It`s go-for-broke time on 9th anniversary of war

The war in Afghan enters its 10th year tomorrow with key players hedging their bets.

Updated: Oct 06, 2010, 23:03 PM IST

Kabul: The war in Afghanistan enters its
10th year tomorrow with key players hedging their bets,
uncertain whether the Obama administration is prepared to stay
for the long haul, move quickly to exit an increasingly
unpopular conflict, or something in between.

Fearing that his Western allies may in the end abandon
him, Afghan President Hamid Karzai has started to prepare his
nation for a withdrawal of international forces by shoring up
relations with neighbouring Pakistan and reaching out to
insurgents interested in reconciliation.

Pakistan, America`s nominal ally, says it`s fighting
insurgents. But it still tolerates al-Qaida and Afghan Taliban
militants hiding out on its soil _ out of reach of US-led NATO
ground forces.

There have been other important junctures, but this
ninth anniversary is proving decisive. It`s go-for-broke time
in Afghanistan.

Public support for the war is slipping in the United
States and Western Europe. Already, the Netherlands has pulled
out its troops, the first NATO country to do so. The Canadians
leave next.

Patience is running out here as well. Afghans are
tired of the violence, increasingly resentful of foreign
forces. Many wonder why their quality of life has not markedly
improved when their nation has been awash in billions of
dollars of foreign aid.

"NATO is here and they say they are fighting
terrorism, and this is the 10th year and there is no result
yet," Karzai said in an emotional speech last week. "Our sons
cannot go to school because of bombs and suicide attacks."

All this is very different from the near universal
international support the Bush administration enjoyed when it
launched attacks on October 7, 2001.

The war was aimed at toppling the Taliban from power
because they harbored Osama bin Laden and other al-Qaida
leaders responsible for the stunning strikes on the World
Trade Center and the Pentagon less than a month earlier.

The hardline Islamic regime, which repressed women,
banned music and held public executions for disloyal actions,
collapsed within two months.

But looking back at the first years of the war, the
effort was underfunded from the start.

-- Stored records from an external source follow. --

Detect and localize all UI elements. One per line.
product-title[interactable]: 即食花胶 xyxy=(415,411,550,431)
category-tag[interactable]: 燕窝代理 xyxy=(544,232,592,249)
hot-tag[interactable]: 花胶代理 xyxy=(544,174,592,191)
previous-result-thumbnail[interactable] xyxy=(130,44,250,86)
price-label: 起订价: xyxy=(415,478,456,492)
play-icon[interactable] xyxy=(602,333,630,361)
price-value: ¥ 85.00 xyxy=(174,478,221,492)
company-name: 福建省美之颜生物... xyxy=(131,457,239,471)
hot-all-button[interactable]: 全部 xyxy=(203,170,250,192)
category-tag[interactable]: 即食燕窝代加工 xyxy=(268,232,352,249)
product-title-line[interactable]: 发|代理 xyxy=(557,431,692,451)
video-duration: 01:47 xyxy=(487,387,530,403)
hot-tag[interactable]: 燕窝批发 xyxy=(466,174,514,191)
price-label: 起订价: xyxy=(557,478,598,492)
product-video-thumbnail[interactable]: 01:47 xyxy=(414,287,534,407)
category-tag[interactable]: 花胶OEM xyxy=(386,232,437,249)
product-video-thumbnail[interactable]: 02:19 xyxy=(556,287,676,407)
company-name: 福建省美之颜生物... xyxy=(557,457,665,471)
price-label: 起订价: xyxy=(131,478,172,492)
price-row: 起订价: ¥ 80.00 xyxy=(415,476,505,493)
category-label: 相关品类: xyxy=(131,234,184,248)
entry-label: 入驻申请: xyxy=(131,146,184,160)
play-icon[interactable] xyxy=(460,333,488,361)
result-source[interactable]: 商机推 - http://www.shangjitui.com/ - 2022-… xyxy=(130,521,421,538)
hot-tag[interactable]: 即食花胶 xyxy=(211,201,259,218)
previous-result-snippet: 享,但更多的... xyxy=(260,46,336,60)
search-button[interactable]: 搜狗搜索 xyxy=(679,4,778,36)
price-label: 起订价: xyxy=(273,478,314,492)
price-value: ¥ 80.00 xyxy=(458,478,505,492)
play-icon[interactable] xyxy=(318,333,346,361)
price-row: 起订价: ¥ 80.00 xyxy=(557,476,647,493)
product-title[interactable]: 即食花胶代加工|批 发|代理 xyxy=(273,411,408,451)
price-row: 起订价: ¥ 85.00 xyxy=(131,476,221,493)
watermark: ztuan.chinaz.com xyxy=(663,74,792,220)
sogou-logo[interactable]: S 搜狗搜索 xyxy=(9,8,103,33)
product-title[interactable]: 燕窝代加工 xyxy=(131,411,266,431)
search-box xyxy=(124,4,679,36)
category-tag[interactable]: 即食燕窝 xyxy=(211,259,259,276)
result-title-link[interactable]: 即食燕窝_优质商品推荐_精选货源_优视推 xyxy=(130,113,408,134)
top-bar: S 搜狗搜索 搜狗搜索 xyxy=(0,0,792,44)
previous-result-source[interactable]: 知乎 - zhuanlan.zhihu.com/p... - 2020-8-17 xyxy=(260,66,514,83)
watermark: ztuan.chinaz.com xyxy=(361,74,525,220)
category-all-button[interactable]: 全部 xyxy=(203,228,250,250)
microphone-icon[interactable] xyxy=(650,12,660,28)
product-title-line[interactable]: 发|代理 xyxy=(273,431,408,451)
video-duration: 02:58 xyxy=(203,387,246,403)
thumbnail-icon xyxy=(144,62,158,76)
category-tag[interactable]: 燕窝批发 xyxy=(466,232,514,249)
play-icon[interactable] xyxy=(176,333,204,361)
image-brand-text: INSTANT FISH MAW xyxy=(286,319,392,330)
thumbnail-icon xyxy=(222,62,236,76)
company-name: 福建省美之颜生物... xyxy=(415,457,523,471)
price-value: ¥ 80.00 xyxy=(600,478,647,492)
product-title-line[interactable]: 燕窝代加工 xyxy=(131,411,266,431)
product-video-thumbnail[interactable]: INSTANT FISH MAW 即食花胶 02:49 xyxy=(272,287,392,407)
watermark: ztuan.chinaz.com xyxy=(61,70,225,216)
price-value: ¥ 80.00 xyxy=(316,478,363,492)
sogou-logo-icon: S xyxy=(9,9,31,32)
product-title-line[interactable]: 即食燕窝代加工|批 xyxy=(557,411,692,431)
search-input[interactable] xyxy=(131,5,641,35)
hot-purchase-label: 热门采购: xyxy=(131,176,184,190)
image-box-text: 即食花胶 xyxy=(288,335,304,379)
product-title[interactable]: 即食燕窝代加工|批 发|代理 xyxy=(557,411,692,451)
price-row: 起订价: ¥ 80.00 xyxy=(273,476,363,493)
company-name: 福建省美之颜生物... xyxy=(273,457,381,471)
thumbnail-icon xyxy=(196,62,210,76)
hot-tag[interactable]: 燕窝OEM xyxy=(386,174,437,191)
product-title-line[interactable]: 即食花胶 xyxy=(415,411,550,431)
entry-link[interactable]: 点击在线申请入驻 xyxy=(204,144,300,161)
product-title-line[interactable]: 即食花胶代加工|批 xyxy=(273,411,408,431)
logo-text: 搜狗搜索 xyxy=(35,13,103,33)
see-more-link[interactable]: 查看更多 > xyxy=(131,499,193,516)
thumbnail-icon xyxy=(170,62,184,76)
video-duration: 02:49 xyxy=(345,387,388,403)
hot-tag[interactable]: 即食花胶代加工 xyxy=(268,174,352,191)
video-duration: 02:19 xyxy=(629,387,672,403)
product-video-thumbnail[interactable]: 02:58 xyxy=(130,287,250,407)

When the Bush
administration`s attention shifted to Iraq in 2003, the
Taliban began to regroup.

After several years of relative calm and safety, the
situation in Afghanistan began to deteriorate around 2006. The
Taliban have steadily gained strength since then. And bin
Laden remains alive.

President Barack Obama ramped up the war this year,
sending tens of thousands more troops. Casualties are running
at their highest levels since 2001, when the Taliban were
overthrown without a single American combat death. The US death toll in July was 66, setting a monthly
record, to date, about 2,000 NATO troops have died in the
conflict, including more than 1,220 American service men and
women.

US Defence Secretary Robert Gates said in June that
the US and its NATO partners have to show progress before the
end of this year or face a decline in public support for the
war.

There`s plenty of frustration at the White House and
in the US Congress too. In August, when Sen. John Kerry,
chairman of the Senate Foreign Relations Committee, visited
Kabul, he bluntly stated that if the Karzai government didn`t
clean up corruption, it was going to be hard "to look American
families in the eye and say, `Hey that`s something worth dying
for."

On the battlefield, NATO`s top commander, Gen. David
Petraeus, is banking on his plan to protect heavily populated
areas, rout the Taliban from their strongholds and rush in
better governance and development aid to win the Afghans`
loyalty away from the Taliban.

In February, NATO launched an offensive in Helmand
province, the largest military operation in Afghanistan since
the 2001 invasion.

Nearly eight months after US forces mounted a
high-profile assault that ended Taliban control of the rural
town of Marjah, US Marines there are still clearing it. There
are signs that governance is improving, though troops still
face daily gunbattles and an entrenched insurgency that shows
no signs of easing soon.

Afghan and international forces now are ramping up
security in neighbouring Kandahar province where the Taliban
insurgency was born.

Fighting in and around the nation`s largest city in
the south has been intense as coalition forces push into areas
long held by insurgents. Failure in Kandahar would be a major
setback for the NATO force.

"We`re still fighting the fight," US Army Capt. Nick
Stout, a company commander with the 101st Airborne Division`s
1st Battalion, 502nd Infantry Regiment, said in Senjeray,
capital of Zhari district northeast of Kandahar city.

"It kind of begs the question: What is it? What`s the
answer?" he said at a joint U.S.-Afghan outpost near Kandahar.

"America alone is not the answer to stopping" the
insurgency, said the 27-year-old Stout, who wasn`t old enough
to order a drink in his home of Lake Orion, Mich., when the
war began.

Commanders like Stout believe the war will be won only
if Afghan civilians start supporting the troops. And, they
say, the only way that will happen is if the forces can
provide enough security to allow people to break free of the
fear and intimidation of Taliban threats.

In some places, residents don`t even want to be seen
talking to US forces for fear of Taliban reprisals.